Dennis froze as the lowermost stair creaked under his foot. The landing lit up as the bedroom light came on. Holding his shoes, Dennis felt foolish. What was he afraid of? It’s only the wife. What can she do?
And there she was, at the top of the stairs, arms folded, brow knitted, eyes glaring.
“Sorry, love,” he offered a smile. “I was trying to be quiet.”
“Where the hell have you been?” Dennis’s wife snapped. “And what time do you call this?”

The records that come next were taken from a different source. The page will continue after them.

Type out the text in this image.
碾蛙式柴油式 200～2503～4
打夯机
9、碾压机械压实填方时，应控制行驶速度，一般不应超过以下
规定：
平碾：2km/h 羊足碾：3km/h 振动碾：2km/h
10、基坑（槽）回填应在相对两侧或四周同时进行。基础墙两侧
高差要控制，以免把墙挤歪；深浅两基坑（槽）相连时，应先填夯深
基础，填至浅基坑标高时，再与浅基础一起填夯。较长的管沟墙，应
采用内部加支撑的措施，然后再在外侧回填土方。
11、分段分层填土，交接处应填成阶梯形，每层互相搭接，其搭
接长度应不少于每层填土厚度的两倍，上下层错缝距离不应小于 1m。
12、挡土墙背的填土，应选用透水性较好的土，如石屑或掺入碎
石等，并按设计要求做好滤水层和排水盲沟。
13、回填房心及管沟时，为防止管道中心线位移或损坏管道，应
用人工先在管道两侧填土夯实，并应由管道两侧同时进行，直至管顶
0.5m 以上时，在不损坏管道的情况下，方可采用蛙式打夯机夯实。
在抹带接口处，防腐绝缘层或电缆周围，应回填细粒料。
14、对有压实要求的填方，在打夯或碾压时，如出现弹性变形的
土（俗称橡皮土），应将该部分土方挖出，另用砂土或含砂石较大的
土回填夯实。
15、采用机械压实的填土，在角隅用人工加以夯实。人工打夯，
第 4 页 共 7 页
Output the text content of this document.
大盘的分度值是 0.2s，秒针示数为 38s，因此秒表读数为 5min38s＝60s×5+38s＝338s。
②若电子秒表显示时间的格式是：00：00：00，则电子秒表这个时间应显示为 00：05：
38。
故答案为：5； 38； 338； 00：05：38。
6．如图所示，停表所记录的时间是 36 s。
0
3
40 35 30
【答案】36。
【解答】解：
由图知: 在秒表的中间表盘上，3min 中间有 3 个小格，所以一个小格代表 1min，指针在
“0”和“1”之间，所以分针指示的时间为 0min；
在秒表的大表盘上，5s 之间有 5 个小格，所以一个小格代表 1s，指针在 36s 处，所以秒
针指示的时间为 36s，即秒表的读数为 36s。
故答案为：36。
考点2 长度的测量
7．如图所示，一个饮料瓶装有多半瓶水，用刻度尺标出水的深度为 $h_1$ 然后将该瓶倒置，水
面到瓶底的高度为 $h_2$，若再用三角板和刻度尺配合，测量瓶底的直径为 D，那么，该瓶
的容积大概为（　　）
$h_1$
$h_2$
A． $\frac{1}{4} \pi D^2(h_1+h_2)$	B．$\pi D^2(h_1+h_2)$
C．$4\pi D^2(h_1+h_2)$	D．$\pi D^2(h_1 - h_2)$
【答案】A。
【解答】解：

Dennis didn’t know which question to answer first so he merely shrugged. His wife marched down the stairs and nudged past him. She barged into the kitchen – to fetch a rolling pin? Dennis swallowed hard. He put his shoes by the front door and padded after her, ready to face the music.
“Rosemary, love…” he began. She was at the sink, filling the kettle. At the sound of his voice, her shoulders stiffened. “I’m sorry.”
“Oh, that makes it all right then, does it?” she pushed the words through tightened lips. “You do know what tonight was, don’t you?”
Dennis wracked his mind. It wasn’t their wedding anniversary; he knew that much. He cast a glance around the kitchen. The used wine glasses on the counter, the dishwasher humming away like a busy bee…
Oh. Oh, shit.
“I’m sorry,” he moved closer, put his hands on her shoulders. She shrugged him off and shoved him out of the way so she could plug in the kettle.
“You knew how much this meant to me,” Rosemary’s voice faltered. “You knew I wanted to make the right impression.”
“Oh, love,” Dennis felt terrible. “I’m sorry. I truly am. But I’m sure you did all right without me – probably better off, truth be told!”
She shook her head. “Don’t try to play it down. Where were you, you selfish bastard? Probably down the pub as usual.”
Dennis reddened. “I only popped in for a quick half – bit of courage, you know – but you know how it is. You get talking, someone buys you a pint so it’s only fair you stop to buy them one and –”
“I don’t want to hear it!” She busied herself with a cup and a tea bag. “Well, aren’t you going to ask me what they were like?”
“What were they like?”
“Oh, he was quiet. She gave the impression of being in charge. The one who wears the trousers. Under the robes, I mean, of course. The way she hypnotised the chicken – it was like something off the telly. It lay there good as gold while he sharpened the dagger. And – you’d have been proud – they let me lead the incantations. Me! My first time! And I got all the words in the right order! I thought I’d be tongue-tied but no. I don’t know, it was like something took over me, some kind of trance. It was… magical!”
Dennis saw his chance. He slipped his arms around her waist and nuzzled her neck.
“Will it work, do you think?”
“I hope so, baby,” she kissed his chin. Her hands clasped his over her belly. “I think I can feel it. The seed. Growing within me. How lucky we are to be chosen! The Dark Prince is on his way!”